[FFmpeg-devel] [PATCH 6/6] ffv1enc_vulkan: switch to receive_packet

Lynne dev at lynne.ee
Sun Nov 24 18:41:37 EET 2024


On 11/24/24 16:51, Jerome Martinez wrote:

> Le 24/11/2024 à 04:41, Lynne via ffmpeg-devel a écrit :
>> On 11/23/24 23:10, Jerome Martinez wrote:
>>
>>> Le 23/11/2024 à 20:58, Lynne via ffmpeg-devel a écrit :
>>>> This allows the encoder to fully saturate all queues the GPU
>>>> has, giving a good 10% in certain cases and resolutions.
>>>
>>>
>>> Using a RTX 4070:
>>> +50% (!!!) with 2K 10-bit content.
>>> +17% with 4K 16-bit content.
>>> Also the speed with 2K content is now 4x the speed of 4K content 
>>> which is similar to the SW encoder (with similar count of slices) 
>>> and which is the expected result, it seems that a bottleneck with 
>>> smaller resolutions is removed.
>>>
>>>
>>> Unfortunatly, it has a drawback, a 6K5K content which was well 
>>> handled without this patch is now having an immediate error:
>>> [vost#0:0/ffv1_vulkan @ 0x10467840] [enc:ffv1_vulkan @ 0x12c011c0] 
>>> Error submitting video frame to the encoder
>>> [vost#0:0/ffv1_vulkan @ 0x10467840] [enc:ffv1_vulkan @ 0x12c011c0] 
>>> Error encoding a frame: Cannot allocate memory
>>> [vost#0:0/ffv1_vulkan @ 0x10467840] Task finished with error code: 
>>> -12 (Cannot allocate memory)
>>> [vost#0:0/ffv1_vulkan @ 0x10467840] Terminating thread with return 
>>> code -12 (Cannot allocate memory)
>>>
>>> Which is a problem, the handling of 6K5K being good on the RTX 4070 
>>> (3x faster than a CPU at the same price) before this patch.
>>> Is it possible to keep the handling of bigger resolutions on such 
>>> card while keeping the performance boost of this patch?
>>
>>
>> To an extent. At high resolutions, -async_depth 0 (maximum) harms 
>> performance for higher
>> resolution.
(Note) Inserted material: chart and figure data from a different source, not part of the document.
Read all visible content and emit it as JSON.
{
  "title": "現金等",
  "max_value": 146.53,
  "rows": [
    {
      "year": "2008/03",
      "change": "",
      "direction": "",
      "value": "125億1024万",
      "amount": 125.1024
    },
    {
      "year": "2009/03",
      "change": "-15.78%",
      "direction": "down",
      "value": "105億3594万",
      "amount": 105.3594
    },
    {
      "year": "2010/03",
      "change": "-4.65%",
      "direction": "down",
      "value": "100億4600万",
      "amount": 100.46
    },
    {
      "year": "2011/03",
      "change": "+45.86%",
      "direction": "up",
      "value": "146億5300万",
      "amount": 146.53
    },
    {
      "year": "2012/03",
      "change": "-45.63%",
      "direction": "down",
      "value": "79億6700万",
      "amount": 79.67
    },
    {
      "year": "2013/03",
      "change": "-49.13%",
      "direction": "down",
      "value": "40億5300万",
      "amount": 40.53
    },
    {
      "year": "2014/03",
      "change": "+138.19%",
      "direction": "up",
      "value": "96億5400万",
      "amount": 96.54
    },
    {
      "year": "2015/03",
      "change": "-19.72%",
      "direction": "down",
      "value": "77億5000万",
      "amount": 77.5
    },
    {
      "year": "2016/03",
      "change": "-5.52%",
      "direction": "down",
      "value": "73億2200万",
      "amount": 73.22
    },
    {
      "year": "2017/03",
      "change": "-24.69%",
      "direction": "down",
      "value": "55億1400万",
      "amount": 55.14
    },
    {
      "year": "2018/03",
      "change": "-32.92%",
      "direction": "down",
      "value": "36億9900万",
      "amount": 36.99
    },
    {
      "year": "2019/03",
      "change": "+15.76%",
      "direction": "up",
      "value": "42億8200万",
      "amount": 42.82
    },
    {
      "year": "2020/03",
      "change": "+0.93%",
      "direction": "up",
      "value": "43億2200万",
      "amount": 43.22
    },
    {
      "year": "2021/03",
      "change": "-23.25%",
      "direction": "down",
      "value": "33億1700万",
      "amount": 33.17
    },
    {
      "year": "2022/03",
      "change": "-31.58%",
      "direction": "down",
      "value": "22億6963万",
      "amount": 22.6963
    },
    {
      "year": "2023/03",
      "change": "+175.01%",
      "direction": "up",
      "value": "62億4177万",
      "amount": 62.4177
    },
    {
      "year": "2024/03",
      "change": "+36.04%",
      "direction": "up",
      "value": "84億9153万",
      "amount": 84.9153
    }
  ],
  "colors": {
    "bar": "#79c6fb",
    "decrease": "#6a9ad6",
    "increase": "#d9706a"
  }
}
I get the best results with it set to 2 or 3 for 6k 
>> content, on my odd setup.
>> Increasing async_depth increases the amount of VRAM used, so that's 
>> the tradeoff.
>> Automatically detecting it is difficult, as Vulkan doesn't give you 
>> metrics on how much free
>> VRAM there is, so there's nothing we can do
>
>
> I am torn between a default having as much performance as possible and 
> a default working for sure (a default value of 1 is OK for the 6K5K 
> content on the RTX 4070, not 2).
> Surprisingly, default async_depth works on 4K (51 MiB) but async_depth 
> 2 does not work on 6K5K (183 MiB), but I don't know what is the value 
> of nb_queues.
> Maybe real use case is a user managing 6K5K with the biggest GPU 
> available so it does not hurt much to have a default crashing with 
> such big content.
>
> The encoder catches the allocation error and sends a nice message, 
> wouldn't it possible to reduce automatically async_depth and retry 
> instead of sending immediately the error, in the case async_depth is 
> not provided, and error only if -async_depth 1 does not work?
>
>> than to document it and hope users follow the instructions in case 
>> they run out of memory.
>
>
> If not possible to try automatically smaller values, is it possible to 
> add "use -async_depth with a value smaller than (here the current 
> value)" to the error message?
>
>
>
>> The good news is that -async_depth 1 uses less VRAM than before this 
>> patch.
>> Must of the VRAM used is from somewhere within Nvidia's black-box 
>> driver, as RADV
>> uses 1/3rd of the VRAM at the same content and async_depth settings. 
>> Nothing we
>> can do about this too.
>>
>>
>>>> This also improves error resilience if an allocation fails,
>>>> and properly cleans up after itself if it does.
>>>
>>> Looks like that this part does not work, still a freeze if an 
>>> allocation fails.
>>
>>
>> This is due to Nvidia's drivers. If you switch to using their GSP
>> firmware, recovery is instant, pretty much.
>
> Beyond my knowledge, and it does not make things worse so not blocking.


I've added VRAM checking to the patch. It should work in most cases. It 
autodetects the async_depth value

based on both the VRAM and the size needed for one frame.

Except for when VRAM is already full. We cannot detect currently used VRAM,

but its a good thing no one will want to run anything else anyway.